The national nonprofit news outlet’s New York bureau will provide stipends and reporting support to four reporters in upstate and western New York to cover the implementation of the state’s major youth justice reform legislation known as Raise the Age.

The law, signed in 2017, raised the age ceiling of New York’s juvenile justice system to 16 this year and to 17 by October of 2019. It also forced New York City to move all detained 16- and 17-year-olds off the Riker’s Island jail complex this past October. The law requires every court, cop and detention facility statewide to change how they handle 16- and 17-year-olds who are arrested, tried or convicted for committing a crime.

The reporting fellowship aims to boost local coverage from the state capital region, through the Catskills and the Finger Lakes, up to Lake Ontario.

“New York State lost nearly a third of its newspapers in the last 15 years, many of them outside of media-rich New York City,” said Michael Fitzgerald, The Chronicle’s New York editor and a 2018-19 juvenile justice reporting fellow with John Jay College of Criminal Justice. “This is a way to incentivize talented local veteran and student journalists to cover major policy transformations that badly need more oversight.”

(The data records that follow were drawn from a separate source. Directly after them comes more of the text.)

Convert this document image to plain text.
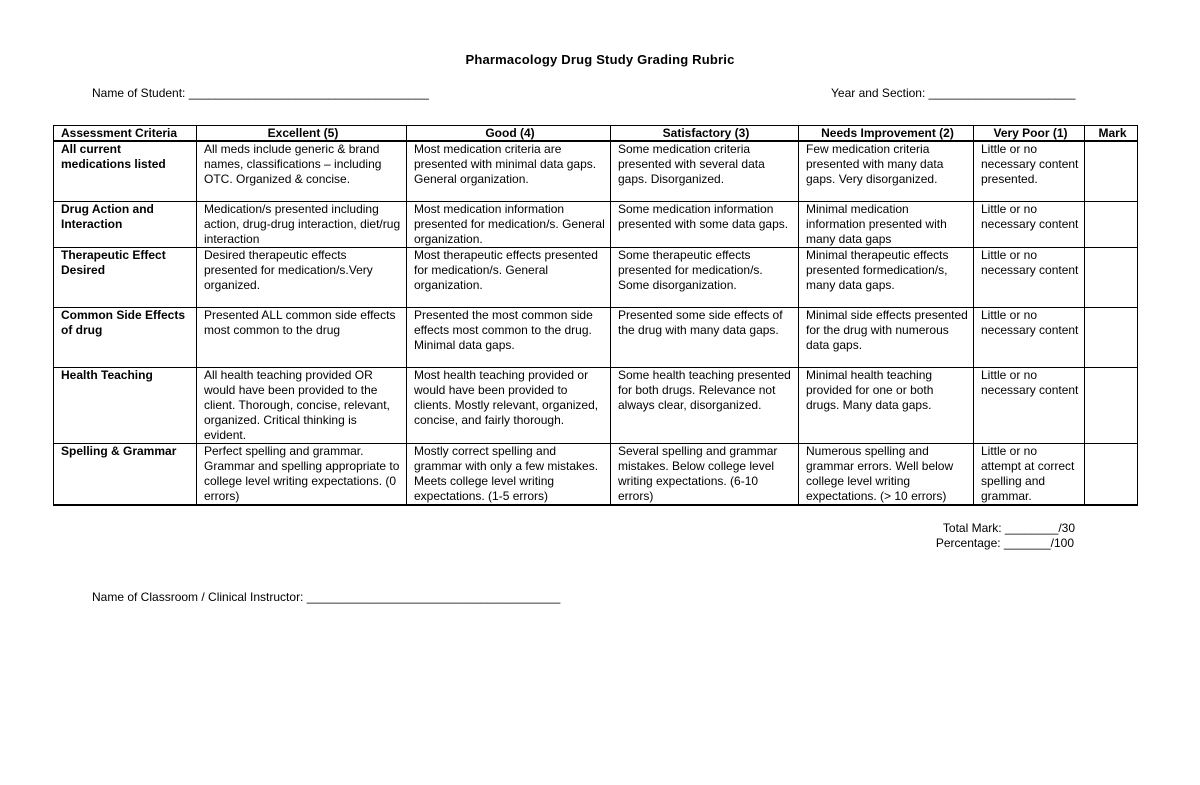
Pharmacology Drug Study Grading Rubric
Name of Student: ____________________________________	Year and Section: ______________________
Assessment Criteria	Excellent (5)	Good (4)	Satisfactory (3)	Needs Improvement (2)	Very Poor (1)	Mark
All current medications listed	All meds include generic & brand names, classifications – including OTC. Organized & concise.	Most medication criteria are presented with minimal data gaps. General organization.	Some medication criteria presented with several data gaps. Disorganized.	Few medication criteria presented with many data gaps. Very disorganized.	Little or no necessary content presented.	
Drug Action and Interaction	Medication/s presented including action, drug-drug interaction, diet/rug interaction	Most medication information presented for medication/s. General organization.	Some medication information presented with some data gaps.	Minimal medication information presented with many data gaps	Little or no necessary content	
Therapeutic Effect Desired	Desired therapeutic effects presented for medication/s.Very organized.	Most therapeutic effects presented for medication/s. General organization.	Some therapeutic effects presented for medication/s. Some disorganization.	Minimal therapeutic effects presented formedication/s, many data gaps.	Little or no necessary content	
Common Side Effects of drug	Presented ALL common side effects most common to the drug	Presented the most common side effects most common to the drug. Minimal data gaps.	Presented some side effects of the drug with many data gaps.	Minimal side effects presented for the drug with numerous data gaps.	Little or no necessary content	
Health Teaching	All health teaching provided OR would have been provided to the client. Thorough, concise, relevant, organized. Critical thinking is evident.	Most health teaching provided or would have been provided to clients. Mostly relevant, organized, concise, and fairly thorough.	Some health teaching presented for both drugs. Relevance not always clear, disorganized.	Minimal health teaching provided for one or both drugs. Many data gaps.	Little or no necessary content	
Spelling & Grammar	Perfect spelling and grammar. Grammar and spelling appropriate to college level writing expectations. (0 errors)	Mostly correct spelling and grammar with only a few mistakes. Meets college level writing expectations. (1-5 errors)	Several spelling and grammar mistakes. Below college level writing expectations. (6-10 errors)	Numerous spelling and grammar errors. Well below college level writing expectations. (> 10 errors)	Little or no attempt at correct spelling and grammar.	
Total Mark: ________/30
Percentage: _______/100
Name of Classroom / Clinical Instructor: ______________________________________
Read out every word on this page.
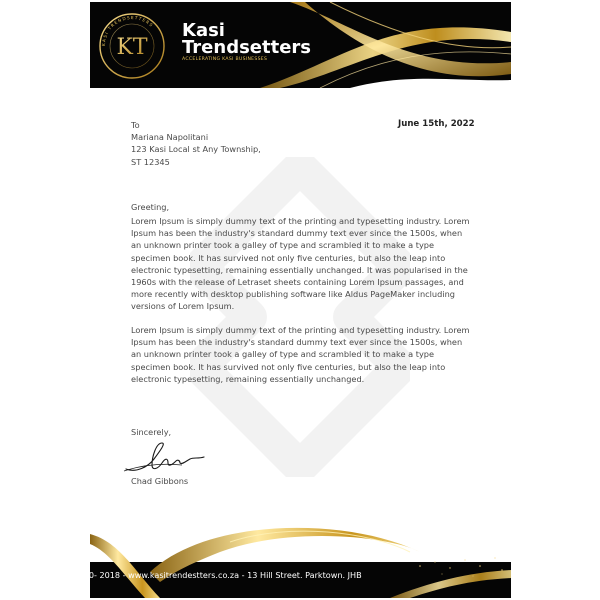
KASI TRENDSETTERS
KT
Kasi
Trendsetters
ACCELERATING KASI BUSINESSES
June 15th, 2022
To
Mariana Napolitani
123 Kasi Local st Any Township,
ST 12345
Greeting,
Lorem Ipsum is simply dummy text of the printing and typesetting industry. Lorem Ipsum has been the industry's standard dummy text ever since the 1500s, when an unknown printer took a galley of type and scrambled it to make a type specimen book. It has survived not only five centuries, but also the leap into electronic typesetting, remaining essentially unchanged. It was popularised in the 1960s with the release of Letraset sheets containing Lorem Ipsum passages, and more recently with desktop publishing software like Aldus PageMaker including versions of Lorem Ipsum.
Lorem Ipsum is simply dummy text of the printing and typesetting industry. Lorem Ipsum has been the industry's standard dummy text ever since the 1500s, when an unknown printer took a galley of type and scrambled it to make a type specimen book. It has survived not only five centuries, but also the leap into electronic typesetting, remaining essentially unchanged.
Sincerely,
Chad Gibbons
+27 87 550- 2018 - www.kasitrendestters.co.za - 13 Hill Street. Parktown. JHB
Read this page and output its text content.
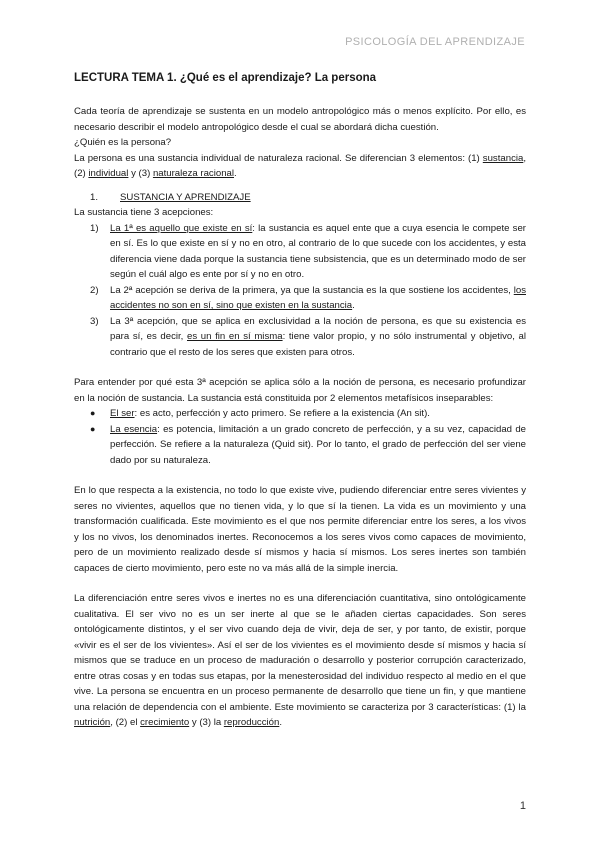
PSICOLOGÍA DEL APRENDIZAJE
LECTURA TEMA 1. ¿Qué es el aprendizaje? La persona

Cada teoría de aprendizaje se sustenta en un modelo antropológico más o menos explícito. Por ello, es necesario describir el modelo antropológico desde el cual se abordará dicha cuestión.

¿Quién es la persona?

La persona es una sustancia individual de naturaleza racional. Se diferencian 3 elementos: (1) sustancia, (2) individual y (3) naturaleza racional.

1. SUSTANCIA Y APRENDIZAJE

La sustancia tiene 3 acepciones:

1) La 1ª es aquello que existe en sí: la sustancia es aquel ente que a cuya esencia le compete ser en sí. Es lo que existe en sí y no en otro, al contrario de lo que sucede con los accidentes, y esta diferencia viene dada porque la sustancia tiene subsistencia, que es un determinado modo de ser según el cuál algo es ente por sí y no en otro.
2) La 2ª acepción se deriva de la primera, ya que la sustancia es la que sostiene los accidentes, los accidentes no son en sí, sino que existen en la sustancia.
3) La 3ª acepción, que se aplica en exclusividad a la noción de persona, es que su existencia es para sí, es decir, es un fin en sí misma: tiene valor propio, y no sólo instrumental y objetivo, al contrario que el resto de los seres que existen para otros.

Para entender por qué esta 3ª acepción se aplica sólo a la noción de persona, es necesario profundizar en la noción de sustancia. La sustancia está constituida por 2 elementos metafísicos inseparables:

● El ser: es acto, perfección y acto primero. Se refiere a la existencia (An sit).
● La esencia: es potencia, limitación a un grado concreto de perfección, y a su vez, capacidad de perfección. Se refiere a la naturaleza (Quid sit). Por lo tanto, el grado de perfección del ser viene dado por su naturaleza.

En lo que respecta a la existencia, no todo lo que existe vive, pudiendo diferenciar entre seres vivientes y seres no vivientes, aquellos que no tienen vida, y lo que sí la tienen. La vida es un movimiento y una transformación cualificada. Este movimiento es el que nos permite diferenciar entre los seres, a los vivos y los no vivos, los denominados inertes. Reconocemos a los seres vivos como capaces de movimiento, pero de un movimiento realizado desde sí mismos y hacia sí mismos. Los seres inertes son también capaces de cierto movimiento, pero este no va más allá de la simple inercia.

La diferenciación entre seres vivos e inertes no es una diferenciación cuantitativa, sino ontológicamente cualitativa. El ser vivo no es un ser inerte al que se le añaden ciertas capacidades. Son seres ontológicamente distintos, y el ser vivo cuando deja de vivir, deja de ser, y por tanto, de existir, porque «vivir es el ser de los vivientes». Así el ser de los vivientes es el movimiento desde sí mismos y hacia sí mismos que se traduce en un proceso de maduración o desarrollo y posterior corrupción caracterizado, entre otras cosas y en todas sus etapas, por la menesterosidad del individuo respecto al medio en el que vive. La persona se encuentra en un proceso permanente de desarrollo que tiene un fin, y que mantiene una relación de dependencia con el ambiente. Este movimiento se caracteriza por 3 características: (1) la nutrición, (2) el crecimiento y (3) la reproducción.

1
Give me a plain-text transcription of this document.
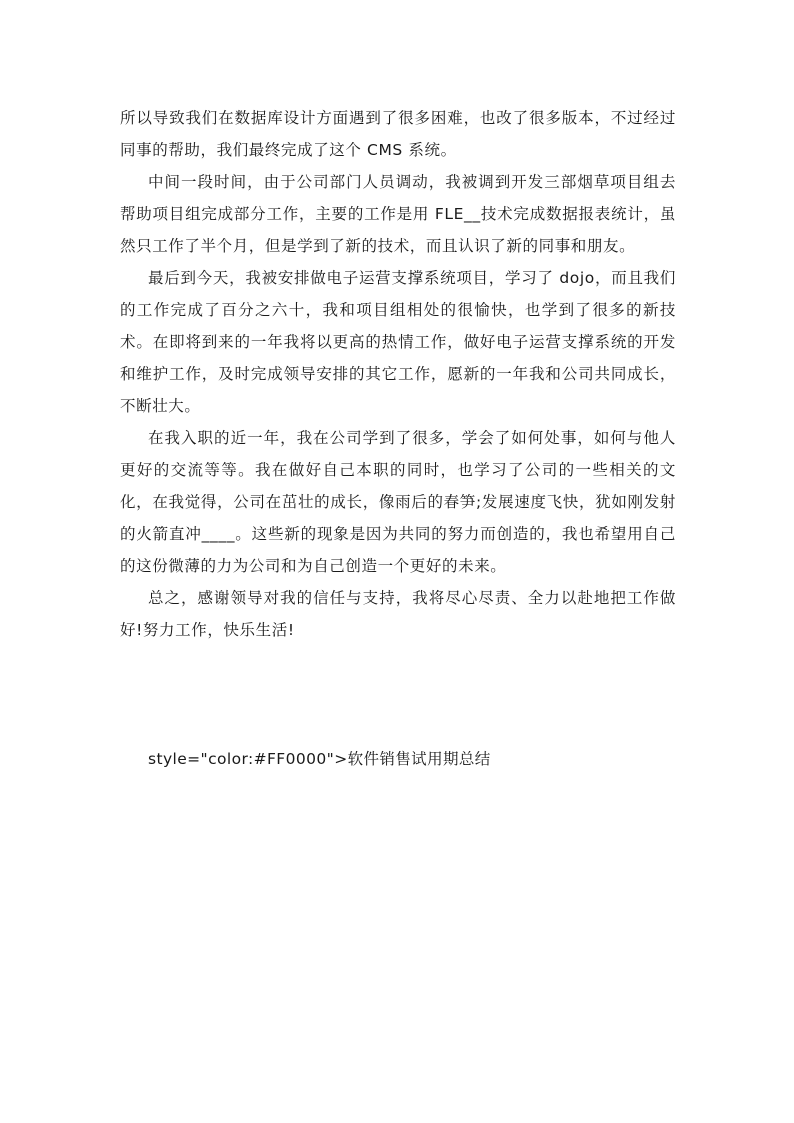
所以导致我们在数据库设计方面遇到了很多困难，也改了很多版本，不过经过同事的帮助，我们最终完成了这个 CMS 系统。

中间一段时间，由于公司部门人员调动，我被调到开发三部烟草项目组去帮助项目组完成部分工作，主要的工作是用 FLE__技术完成数据报表统计，虽然只工作了半个月，但是学到了新的技术，而且认识了新的同事和朋友。

最后到今天，我被安排做电子运营支撑系统项目，学习了 dojo，而且我们的工作完成了百分之六十，我和项目组相处的很愉快，也学到了很多的新技术。在即将到来的一年我将以更高的热情工作，做好电子运营支撑系统的开发和维护工作，及时完成领导安排的其它工作，愿新的一年我和公司共同成长，不断壮大。

在我入职的近一年，我在公司学到了很多，学会了如何处事，如何与他人更好的交流等等。我在做好自己本职的同时，也学习了公司的一些相关的文化，在我觉得，公司在茁壮的成长，像雨后的春笋;发展速度飞快，犹如刚发射的火箭直冲____。这些新的现象是因为共同的努力而创造的，我也希望用自己的这份微薄的力为公司和为自己创造一个更好的未来。

总之，感谢领导对我的信任与支持，我将尽心尽责、全力以赴地把工作做好!努力工作，快乐生活!

style="color:#FF0000">软件销售试用期总结
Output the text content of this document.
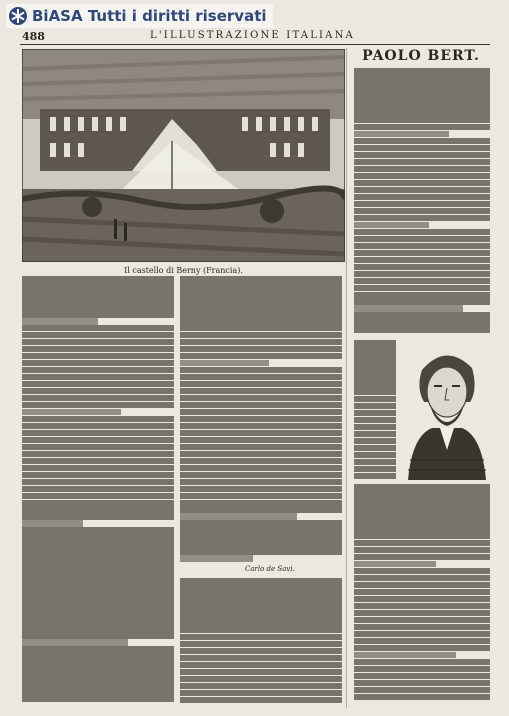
BiASA Tutti i diritti riservati
488	L'ILLUSTRAZIONE ITALIANA
Il castello di Berny (Francia).
PAOLO BERT.
Carlo de Savi.
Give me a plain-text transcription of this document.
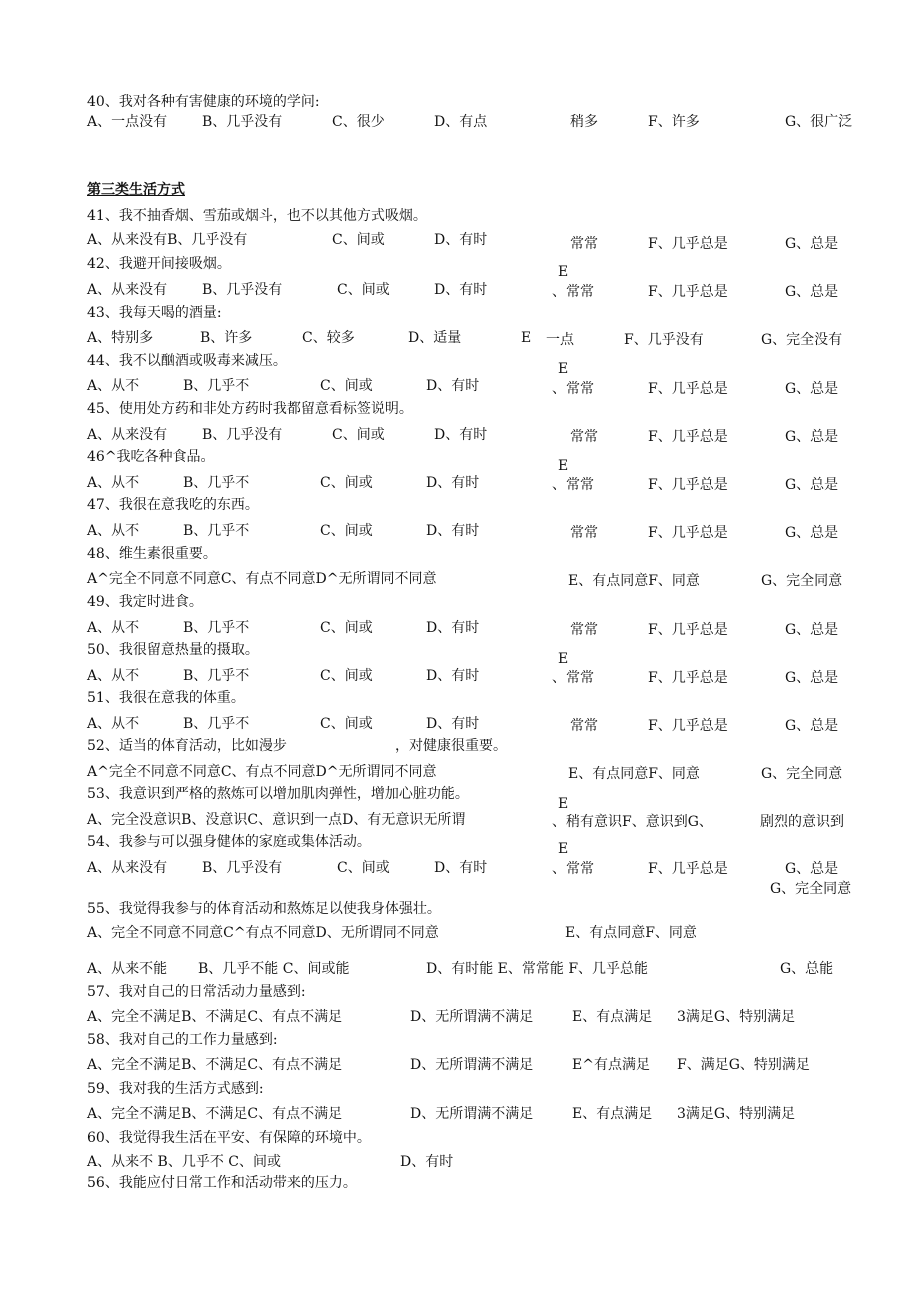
40、我对各种有害健康的环境的学问:
A、一点没有 B、几乎没有	C、很少	D、有点	稍多	F、许多	G、很广泛
第三类生活方式
41、我不抽香烟、雪茄或烟斗，也不以其他方式吸烟。
A、从来没有B、几乎没有	C、间或	D、有时	常常	F、几乎总是	G、总是
42、我避开间接吸烟。	E
A、从来没有 B、几乎没有	C、间或	D、有时	、常常	F、几乎总是	G、总是
43、我每天喝的酒量:
A、特别多	B、许多	C、较多	D、适量	E 一点	F、几乎没有	G、完全没有
44、我不以酗酒或吸毒来减压。	E
A、从不	B、几乎不	C、间或	D、有时	、常常	F、几乎总是	G、总是
45、使用处方药和非处方药时我都留意看标签说明。
A、从来没有 B、几乎没有	C、间或	D、有时	常常	F、几乎总是	G、总是
46^我吃各种食品。
E
A、从不	B、几乎不	C、间或	D、有时	、常常	F、几乎总是	G、总是
47、我很在意我吃的东西。
A、从不	B、几乎不	C、间或	D、有时	常常	F、几乎总是	G、总是
48、维生素很重要。
A^完全不同意不同意C、有点不同意D^无所谓同不同意	E、有点同意F、同意	G、完全同意
49、我定时进食。
A、从不	B、几乎不	C、间或	D、有时	常常	F、几乎总是	G、总是
50、我很留意热量的摄取。
E
A、从不	B、几乎不	C、间或	D、有时	、常常	F、几乎总是	G、总是
51、我很在意我的体重。
A、从不	B、几乎不	C、间或	D、有时	常常	F、几乎总是	G、总是
52、适当的体育活动，比如漫步	，对健康很重要。
A^完全不同意不同意C、有点不同意D^无所谓同不同意	E、有点同意F、同意	G、完全同意
53、我意识到严格的熬炼可以增加肌肉弹性，增加心脏功能。
E
A、完全没意识B、没意识C、意识到一点D、有无意识无所谓	、稍有意识F、意识到G、	剧烈的意识到
54、我参与可以强身健体的家庭或集体活动。	E
A、从来没有 B、几乎没有	C、间或	D、有时	、常常	F、几乎总是	G、总是
G、完全同意
55、我觉得我参与的体育活动和熬炼足以使我身体强壮。
A、完全不同意不同意C^有点不同意D、无所谓同不同意	E、有点同意F、同意
A、从来不能 B、几乎不能 C、间或能	D、有时能 E、常常能 F、几乎总能	G、总能
57、我对自己的日常活动力量感到:
A、完全不满足B、不满足C、有点不满足	D、无所谓满不满足	E、有点满足 3满足G、特别满足
58、我对自己的工作力量感到:
A、完全不满足B、不满足C、有点不满足	D、无所谓满不满足	E^有点满足 F、满足G、特别满足
59、我对我的生活方式感到:
A、完全不满足B、不满足C、有点不满足	D、无所谓满不满足	E、有点满足 3满足G、特别满足
60、我觉得我生活在平安、有保障的环境中。
A、从来不 B、几乎不 C、间或	D、有时
56、我能应付日常工作和活动带来的压力。
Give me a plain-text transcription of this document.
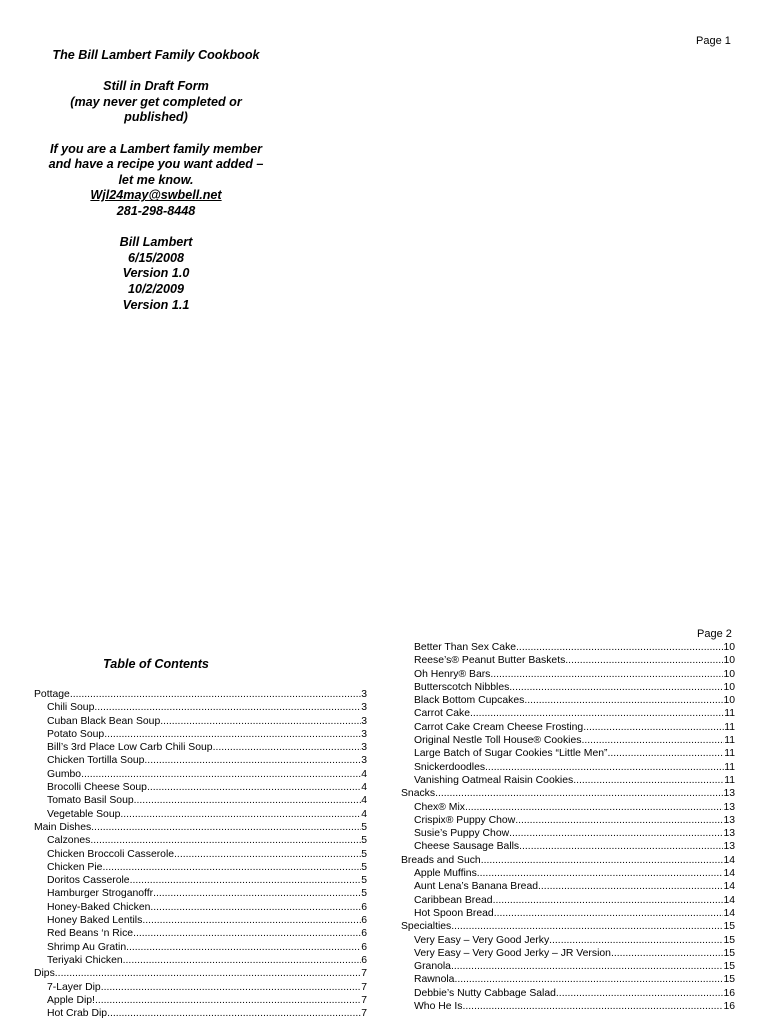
Page 1
The Bill Lambert Family Cookbook
Still in Draft Form
(may never get completed or
published)
If you are a Lambert family member
and have a recipe you want added –
let me know.
Wjl24may@swbell.net
281-298-8448
Bill Lambert
6/15/2008
Version 1.0
10/2/2009
Version 1.1
Page 2
Table of Contents
Pottage .....	3
Chili Soup .....	3
Cuban Black Bean Soup .....	3
Potato Soup .....	3
Bill’s 3rd Place Low Carb Chili Soup .....	3
Chicken Tortilla Soup .....	3
Gumbo .....	4
Brocolli Cheese Soup .....	4
Tomato Basil Soup .....	4
Vegetable Soup .....	4
Main Dishes .....	5
Calzones .....	5
Chicken Broccoli Casserole .....	5
Chicken Pie .....	5
Doritos Casserole .....	5
Hamburger Stroganoffr .....	5
Honey-Baked Chicken .....	6
Honey Baked Lentils .....	6
Red Beans ‘n Rice .....	6
Shrimp Au Gratin .....	6
Teriyaki Chicken .....	6
Dips .....	7
7-Layer Dip .....	7
Apple Dip! .....	7
Hot Crab Dip .....	7
Better Than Sex Cake .....	10
Reese’s® Peanut Butter Baskets .....	10
Oh Henry® Bars .....	10
Butterscotch Nibbles .....	10
Black Bottom Cupcakes .....	10
Carrot Cake .....	11
Carrot Cake Cream Cheese Frosting .....	11
Original Nestle Toll House® Cookies .....	11
Large Batch of Sugar Cookies “Little Men” .....	11
Snickerdoodles .....	11
Vanishing Oatmeal Raisin Cookies .....	11
Snacks .....	13
Chex® Mix .....	13
Crispix® Puppy Chow .....	13
Susie’s Puppy Chow .....	13
Cheese Sausage Balls .....	13
Breads and Such .....	14
Apple Muffins .....	14
Aunt Lena’s Banana Bread .....	14
Caribbean Bread .....	14
Hot Spoon Bread .....	14
Specialties .....	15
Very Easy – Very Good Jerky .....	15
Very Easy – Very Good Jerky – JR Version .....	15
Granola .....	15
Rawnola .....	15
Debbie’s Nutty Cabbage Salad .....	16
Who He Is .....	16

A 2018 report from Duke University’s Sanford School of Public Policy found that in the 100 small communities surveyed less than half of local news stories were produced by local journalists, and barely half covered critical policy issues.

The Raise the Age Fellowship is generously supported by The Tow Foundation, a Connecticut-based family foundation, which supports innovative efforts to transform the juvenile and criminal justice systems.

“The Tow Foundation is pleased to support the Raise the Age Fellowship,” said Diane Sierpina, director of justice initiatives for the Tow Foundation. “We recognize the critical need for all youth justice reforms, especially the Raise the Age legislation, to be implemented with fidelity for the benefit of young people, families and communities. Media coverage in upstate and rural New York will help ensure that this happens.”

New York State’s efforts to move young people out of the adult criminal justice system will be varied across its 62 counties. Covering county- and region-level developments will promote accountability, elevate best practices and identify common challenges.

The fellowship program will also serve as proof of concept for collaborations between local outlets, issue-specific nonprofits, schools of journalism and the larger philanthropic community that supports journalism.

This year’s Raise the Age fellows:

Abe Kenmore is a political reporter at the Watertown Daily Times, covering federal, state and local matters in New York’s North Country. Over the past year he has written about local implementation of Raise the Age and covered Elise Stefanik’s campaign for the United States House of Representatives.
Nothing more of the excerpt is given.